Updated guidelines from the American College of Medical Genetics and Genomics (ACMG) recommend that clinicians consider next-generation sequencing (NGS) when testing for genetic causes of hearing loss.
The latest recommendations, which build on guidelines issued in 2002, include panel tests targeted at genes related to hearing loss, whole-exome sequencing (WES), and whole-genome sequencing (WGS) after negative results are returned on initial single-gene testing indicated by a patient's family medical history and presentation.
NGS may also be appropriate in cases that clinicians suspect are nonsyndromic and result from autosomal recessive inheritance, especially after negative results are returned on tests for mutations in the autosomal recessive DFNB1 locus for GJB2 or GJB6, according to recently published guidelines [Alford et al., 2014].
GJB2 and GJB6, which encode the proteins connexin 26 and connexin 30, respectively, account for the largest proportion of autosomal recessive early childhood hearing loss in many populations, the authors note.
The new guidelines come in response to published studies that look at causes of hearing loss across the genome and large panel-based genetic tests, says coauthor Heidi Rehm, PhD, Director of the Laboratory for Molecular Medicine Partners Healthcare Center for Personalized Genetic Medicine in Cambridge, Massachusetts.
Steps to Take
Before any genetic testing is done, the ACMG recommends that clinicians complete a comprehensive evaluation of patients' medical and birth histories to help distinguish acquired versus inherited causes of hearing loss as well as perform audiology exams to determine the type and severity of hearing loss.

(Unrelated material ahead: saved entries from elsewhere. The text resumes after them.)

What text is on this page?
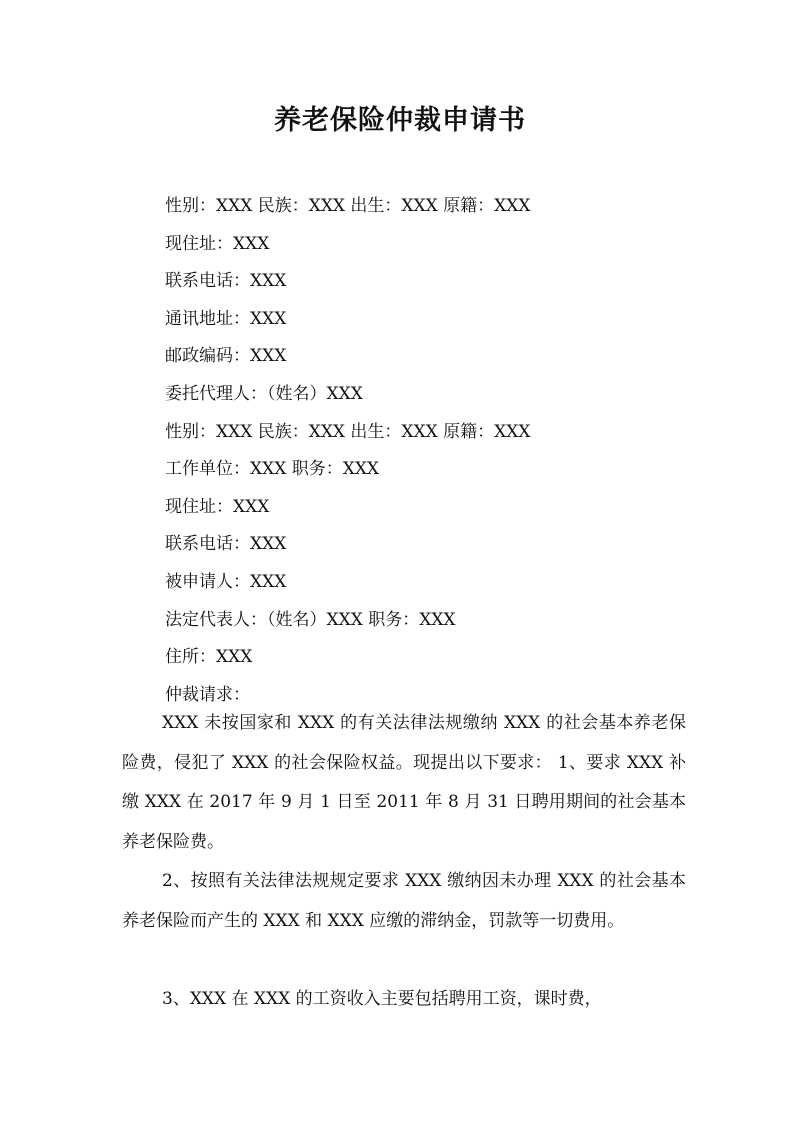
养老保险仲裁申请书
性别：XXX 民族：XXX 出生：XXX 原籍：XXX
现住址：XXX
联系电话：XXX
通讯地址：XXX
邮政编码：XXX
委托代理人：（姓名）XXX
性别：XXX 民族：XXX 出生：XXX 原籍：XXX
工作单位：XXX 职务：XXX
现住址：XXX
联系电话：XXX
被申请人：XXX
法定代表人：（姓名）XXX 职务：XXX
住所：XXX
仲裁请求：

XXX 未按国家和 XXX 的有关法律法规缴纳 XXX 的社会基本养老保险费，侵犯了 XXX 的社会保险权益。现提出以下要求： 1、要求 XXX 补缴 XXX 在 2017 年 9 月 1 日至 2011 年 8 月 31 日聘用期间的社会基本养老保险费。

2、按照有关法律法规规定要求 XXX 缴纳因未办理 XXX 的社会基本养老保险而产生的 XXX 和 XXX 应缴的滞纳金，罚款等一切费用。

3、XXX 在 XXX 的工资收入主要包括聘用工资，课时费，
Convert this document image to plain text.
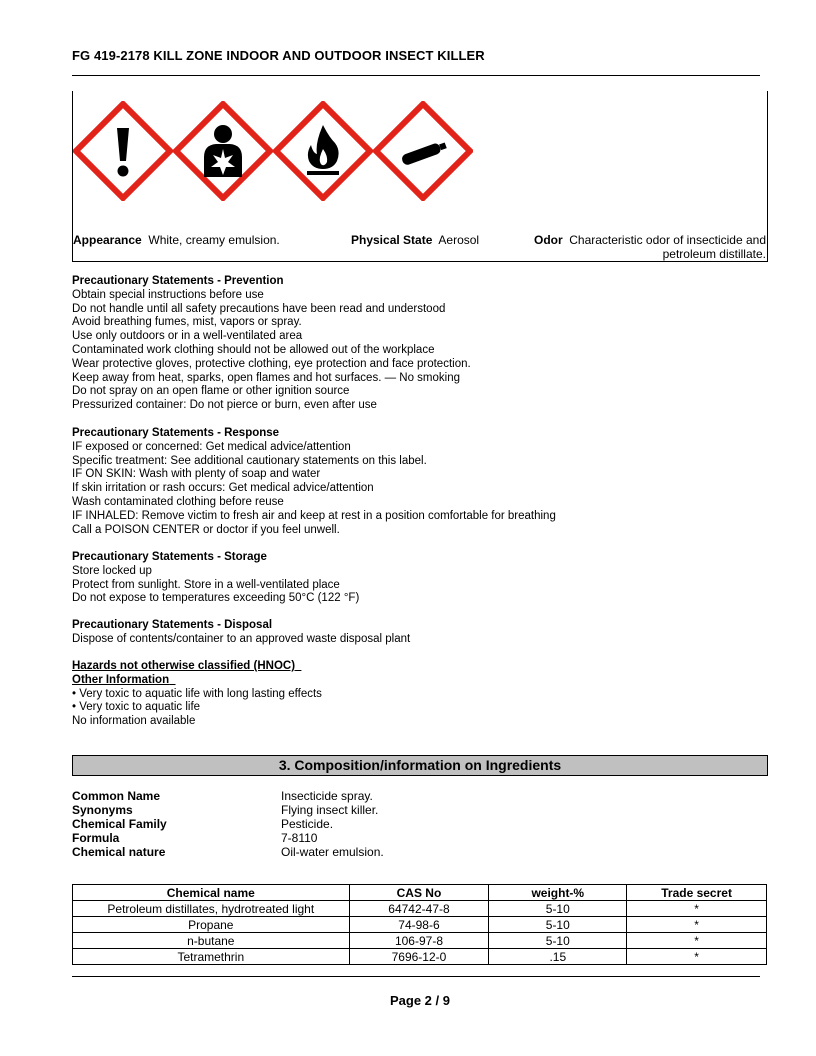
FG 419-2178 KILL ZONE INDOOR AND OUTDOOR INSECT KILLER
Appearance White, creamy emulsion.	Physical State Aerosol	Odor Characteristic odor of insecticide and
petroleum distillate.
Precautionary Statements - Prevention
Obtain special instructions before use
Do not handle until all safety precautions have been read and understood
Avoid breathing fumes, mist, vapors or spray.
Use only outdoors or in a well-ventilated area
Contaminated work clothing should not be allowed out of the workplace
Wear protective gloves, protective clothing, eye protection and face protection.
Keep away from heat, sparks, open flames and hot surfaces. — No smoking
Do not spray on an open flame or other ignition source
Pressurized container: Do not pierce or burn, even after use
Precautionary Statements - Response
IF exposed or concerned: Get medical advice/attention
Specific treatment: See additional cautionary statements on this label.
IF ON SKIN: Wash with plenty of soap and water
If skin irritation or rash occurs: Get medical advice/attention
Wash contaminated clothing before reuse
IF INHALED: Remove victim to fresh air and keep at rest in a position comfortable for breathing
Call a POISON CENTER or doctor if you feel unwell.
Precautionary Statements - Storage
Store locked up
Protect from sunlight. Store in a well-ventilated place
Do not expose to temperatures exceeding 50°C (122 °F)
Precautionary Statements - Disposal
Dispose of contents/container to an approved waste disposal plant
Hazards not otherwise classified (HNOC)
Other Information
• Very toxic to aquatic life with long lasting effects
• Very toxic to aquatic life
No information available
3. Composition/information on Ingredients
Common Name	Insecticide spray.
Synonyms	Flying insect killer.
Chemical Family	Pesticide.
Formula	7-8110
Chemical nature	Oil-water emulsion.
Chemical name	CAS No	weight-%	Trade secret
Petroleum distillates, hydrotreated light	64742-47-8	5-10	*
Propane	74-98-6	5-10	*
n-butane	106-97-8	5-10	*
Tetramethrin	7696-12-0	.15	*
Page 2 / 9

If findings suggest syndromic genetic hearing loss, patients should be offered genetic counseling and genetic testing, which could include single-gene tests, panels, genomic sequencing, chromosome analysis, and microarray-based copy number analysis, based on clinical findings. If the hearing loss seems nonsyndromic and unrelated to an environmental cause, single-gene testing may be warranted if medical and family history or presentation suggest a particular etiology. If none is suggested, the next step could be GJB2 or GJB6 testing.
If single-gene tests yield no diagnosis, clinicians may consider NGS, which is quickly replacing many single-gene tests for hearing loss and can assess patients whose phenotypes are not easily distinguished clinically, the guidelines note. NGS may be a cost-effective first- genetic test, the guidelines note.
However, the guidelines say little about what NGS technology to choose. “The technology is evolving so quickly,” explains Dr. Rehm, “so we can't say you must do a panel and then genomic sequencing or vice versa.”
The guidelines do, however, suggest testing issues to consider. For genomic sequencing, these include the likelihood of incidental findings and getting information that labs or practitioners cannot interpret, especially variants in genes that have yet to be associated with hearing loss or are unrelated to hearing loss. Likewise, WGS and WES may not read all regions of the genome and may miss certain deletions and duplications or copy number and structural variations.
Panel Tests
The guidelines recommend panel tests as good choices. “Once you get past connexin 26 [expressed by GJB2], there is no really common genetic cause. It's too expensive to test genes one by one,” Dr. Rehm adds. Currently, at least four U.S.- based labs, including hers, offer hearing loss panel tests.
However, the guidelines also point to drawbacks with panel tests. Those tests that use disease-targeted exon capture focused on specific genes may only sequence a subset of the genes known to cause hearing loss, and there is limited knowledge of which genes are involved in hearing loss.
Richard J.H. Smith, MD, Director of the Molecular Otolaryngology and Renal Research Laboratories at the Iowa Institute of Human Genetics at University of Iowa in Iowa City, is a proponent of panel testing for hearing loss. His lab offers a test that covers 90 genes known to cause hearing loss, which he suggests over any initial single-gene test.
Dr. Smith says because panel tests offer more depth of coverage in genes associated with hearing loss, they are superior to WES, which looks at 20,000 genes and may miss parts of them. “Each gene gets read more times with a panel [test],” says Dr. Smith. “There are no blank spots. There are always some blank spots with exome sequencing.”
Also new in the guidelines is a broader focus on diagnosing all causes of hearing loss, including pathogens and environmental factors, plus hearing loss with onset at all ages, says first author Raye Alford, PhD, Associate Professor in the Bobby R. Alford Department of Otolaryngology – Head and Neck Surgery at Baylor College of Medicine in Houston. Among these causes are noise exposure, congenital cytomegalovirus and rubella infections, premature birth, and mothers' use of certain drugs during pregnancy.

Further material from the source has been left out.